Tandis que le discours officiel répète que le peuple doit résister avec patience, la réalité est que ce sont les foyers, les hôpitaux, les écoles et les jeunes qui sont les plus touchés, voyant leur présent et leur futur limités par un pays qui ne peut même pas garantir l'électricité.

Cuba, littéralement, n'arrive pas à sortir de l'obscurité.

Questions fréquentes sur la crise énergétique à Cuba

Quel est le déficit actuel de production d'électricité à Cuba ?

Le déficit de génération électrique à Cuba dépasse les 2,000 MW. Ce chiffre a entraîné des coupures de courant prolongées et affecte des millions de personnes à travers le pays, selon les derniers rapports de l'Union Électrique (UNE).

Quelles sont les principales causes de la crise énergétique à Cuba ?

La crise énergétique à Cuba résulte de multiples facteurs, parmi lesquels se distinguent le manque d'entretien et d'investissement dans les infrastructures électriques, les pannes dans les unités thermiques, le manque de combustible et l'obsolescence technologique. De plus, le système énergétique dépend en grande partie de ressources qui ne sont pas garanties par l'État.

Comment la crise énergétique affecte-t-elle la vie quotidienne des Cubains ?

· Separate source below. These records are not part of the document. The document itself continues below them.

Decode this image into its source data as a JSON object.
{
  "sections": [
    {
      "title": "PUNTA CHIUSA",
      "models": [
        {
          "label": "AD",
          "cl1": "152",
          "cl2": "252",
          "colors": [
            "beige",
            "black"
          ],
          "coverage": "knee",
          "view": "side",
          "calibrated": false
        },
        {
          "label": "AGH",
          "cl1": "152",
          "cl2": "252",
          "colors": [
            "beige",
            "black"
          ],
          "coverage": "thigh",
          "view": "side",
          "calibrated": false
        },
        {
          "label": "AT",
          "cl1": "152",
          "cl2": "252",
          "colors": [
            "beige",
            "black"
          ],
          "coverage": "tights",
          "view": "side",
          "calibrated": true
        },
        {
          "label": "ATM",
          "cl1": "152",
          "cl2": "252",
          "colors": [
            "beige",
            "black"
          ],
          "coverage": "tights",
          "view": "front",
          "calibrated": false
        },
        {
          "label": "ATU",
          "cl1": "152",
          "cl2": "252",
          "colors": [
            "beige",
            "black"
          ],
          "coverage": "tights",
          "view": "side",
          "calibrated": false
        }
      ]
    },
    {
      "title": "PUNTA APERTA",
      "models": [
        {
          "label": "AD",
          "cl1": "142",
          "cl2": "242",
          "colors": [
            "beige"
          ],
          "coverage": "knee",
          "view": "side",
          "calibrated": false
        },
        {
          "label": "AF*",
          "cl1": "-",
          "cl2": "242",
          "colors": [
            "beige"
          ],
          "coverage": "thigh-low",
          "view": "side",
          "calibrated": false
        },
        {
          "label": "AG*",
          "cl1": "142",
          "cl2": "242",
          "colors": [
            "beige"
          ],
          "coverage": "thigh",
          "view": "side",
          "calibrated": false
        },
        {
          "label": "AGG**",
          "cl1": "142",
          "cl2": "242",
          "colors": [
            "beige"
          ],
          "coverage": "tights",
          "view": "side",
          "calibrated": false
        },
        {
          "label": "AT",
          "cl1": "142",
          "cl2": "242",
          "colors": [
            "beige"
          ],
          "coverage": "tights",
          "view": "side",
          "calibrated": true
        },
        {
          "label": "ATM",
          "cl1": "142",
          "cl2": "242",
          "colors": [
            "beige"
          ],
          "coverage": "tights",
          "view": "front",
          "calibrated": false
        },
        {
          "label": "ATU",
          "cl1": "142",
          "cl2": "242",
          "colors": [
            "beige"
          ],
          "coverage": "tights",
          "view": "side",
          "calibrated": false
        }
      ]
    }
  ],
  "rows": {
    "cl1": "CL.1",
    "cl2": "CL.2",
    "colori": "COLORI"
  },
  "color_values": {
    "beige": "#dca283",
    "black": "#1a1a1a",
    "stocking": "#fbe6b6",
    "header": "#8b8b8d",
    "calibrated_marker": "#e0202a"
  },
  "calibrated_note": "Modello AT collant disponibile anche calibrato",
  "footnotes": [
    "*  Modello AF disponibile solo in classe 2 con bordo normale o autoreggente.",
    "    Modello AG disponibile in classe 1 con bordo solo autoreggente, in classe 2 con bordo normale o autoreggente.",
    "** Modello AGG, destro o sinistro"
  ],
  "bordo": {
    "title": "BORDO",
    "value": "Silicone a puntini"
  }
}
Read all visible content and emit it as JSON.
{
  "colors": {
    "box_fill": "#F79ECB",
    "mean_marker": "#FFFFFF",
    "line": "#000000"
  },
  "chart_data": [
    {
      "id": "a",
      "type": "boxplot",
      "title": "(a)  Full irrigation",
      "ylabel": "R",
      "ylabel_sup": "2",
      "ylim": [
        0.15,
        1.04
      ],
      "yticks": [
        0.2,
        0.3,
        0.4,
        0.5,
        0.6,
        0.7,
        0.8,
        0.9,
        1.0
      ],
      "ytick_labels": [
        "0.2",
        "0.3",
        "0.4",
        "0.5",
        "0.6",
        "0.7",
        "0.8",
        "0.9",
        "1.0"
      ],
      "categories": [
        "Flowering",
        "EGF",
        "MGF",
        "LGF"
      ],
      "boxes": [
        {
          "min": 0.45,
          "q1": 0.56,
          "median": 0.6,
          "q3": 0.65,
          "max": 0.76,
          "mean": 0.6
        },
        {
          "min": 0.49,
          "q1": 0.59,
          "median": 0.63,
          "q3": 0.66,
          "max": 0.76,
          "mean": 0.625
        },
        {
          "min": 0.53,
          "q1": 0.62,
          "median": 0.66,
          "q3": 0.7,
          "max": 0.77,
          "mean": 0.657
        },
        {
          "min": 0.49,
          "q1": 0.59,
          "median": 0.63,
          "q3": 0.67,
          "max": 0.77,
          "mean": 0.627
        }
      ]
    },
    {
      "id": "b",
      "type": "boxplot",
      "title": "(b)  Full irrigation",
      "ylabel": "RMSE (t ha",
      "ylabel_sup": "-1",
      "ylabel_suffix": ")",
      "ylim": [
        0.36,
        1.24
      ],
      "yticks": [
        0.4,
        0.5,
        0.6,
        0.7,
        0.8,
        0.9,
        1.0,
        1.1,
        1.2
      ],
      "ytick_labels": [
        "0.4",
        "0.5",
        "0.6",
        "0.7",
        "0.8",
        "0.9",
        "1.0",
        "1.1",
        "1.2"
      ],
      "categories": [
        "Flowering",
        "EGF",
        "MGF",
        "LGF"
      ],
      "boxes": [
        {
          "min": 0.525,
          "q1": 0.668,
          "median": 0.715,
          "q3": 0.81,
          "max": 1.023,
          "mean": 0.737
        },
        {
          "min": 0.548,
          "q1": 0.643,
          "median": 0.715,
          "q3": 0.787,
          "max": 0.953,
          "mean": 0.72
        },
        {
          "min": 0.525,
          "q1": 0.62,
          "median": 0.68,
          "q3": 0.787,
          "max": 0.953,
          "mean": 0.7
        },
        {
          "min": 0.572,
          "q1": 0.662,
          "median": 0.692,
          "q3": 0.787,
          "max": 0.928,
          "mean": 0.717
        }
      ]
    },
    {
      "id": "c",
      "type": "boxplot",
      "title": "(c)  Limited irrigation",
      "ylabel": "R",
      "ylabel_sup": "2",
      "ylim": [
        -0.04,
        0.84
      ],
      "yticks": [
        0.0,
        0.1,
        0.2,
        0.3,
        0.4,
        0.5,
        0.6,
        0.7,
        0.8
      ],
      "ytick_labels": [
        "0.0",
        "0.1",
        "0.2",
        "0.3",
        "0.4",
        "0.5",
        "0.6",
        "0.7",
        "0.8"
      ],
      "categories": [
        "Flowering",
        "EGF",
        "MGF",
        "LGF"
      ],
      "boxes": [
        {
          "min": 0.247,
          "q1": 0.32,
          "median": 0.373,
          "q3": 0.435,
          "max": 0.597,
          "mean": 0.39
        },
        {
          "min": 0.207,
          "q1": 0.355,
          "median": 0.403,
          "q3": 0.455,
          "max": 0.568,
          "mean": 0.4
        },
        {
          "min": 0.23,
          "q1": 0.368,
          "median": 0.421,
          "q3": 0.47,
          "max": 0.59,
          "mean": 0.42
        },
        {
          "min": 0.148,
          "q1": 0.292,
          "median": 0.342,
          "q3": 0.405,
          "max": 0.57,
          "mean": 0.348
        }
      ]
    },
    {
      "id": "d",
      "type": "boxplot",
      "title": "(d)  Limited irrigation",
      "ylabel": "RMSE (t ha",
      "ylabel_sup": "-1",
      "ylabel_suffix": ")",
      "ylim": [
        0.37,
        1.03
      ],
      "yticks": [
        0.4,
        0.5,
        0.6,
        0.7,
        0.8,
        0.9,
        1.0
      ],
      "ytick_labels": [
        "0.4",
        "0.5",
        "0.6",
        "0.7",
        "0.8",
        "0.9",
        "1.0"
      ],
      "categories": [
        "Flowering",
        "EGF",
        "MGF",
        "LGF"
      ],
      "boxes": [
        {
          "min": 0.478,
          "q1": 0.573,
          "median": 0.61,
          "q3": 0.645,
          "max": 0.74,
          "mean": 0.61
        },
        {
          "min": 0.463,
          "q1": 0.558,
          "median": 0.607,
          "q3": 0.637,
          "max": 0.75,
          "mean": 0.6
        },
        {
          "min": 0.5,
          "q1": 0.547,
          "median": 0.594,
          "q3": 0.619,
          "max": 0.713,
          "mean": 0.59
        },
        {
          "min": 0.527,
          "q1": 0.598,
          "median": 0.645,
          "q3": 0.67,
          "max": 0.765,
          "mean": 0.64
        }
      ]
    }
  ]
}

La crise énergétique à Cuba a eu un impact significatif sur la vie quotidienne de ses citoyens. Les coupures de courant continues affectent la réfrigération des aliments, l'accès à l'eau, l'utilisation des appareils électriques et les services médicaux. Cela, combiné à une économie paralysée, a créé un climat de désespoir et de frustration parmi la population.

Quelles mesures le gouvernement cubain a-t-il prises pour faire face à la crise énergétique ?

Le gouvernement cubain a tenté d'atténuer la crise énergétique grâce à l'installation de parcs solaires photovoltaïques et de plans de contingence. Cependant, ces mesures ont été insuffisantes pour couvrir le déficit de production existant. Le manque de solutions structurelles et la dépendance aux combustibles fossiles demeurent des défis critiques.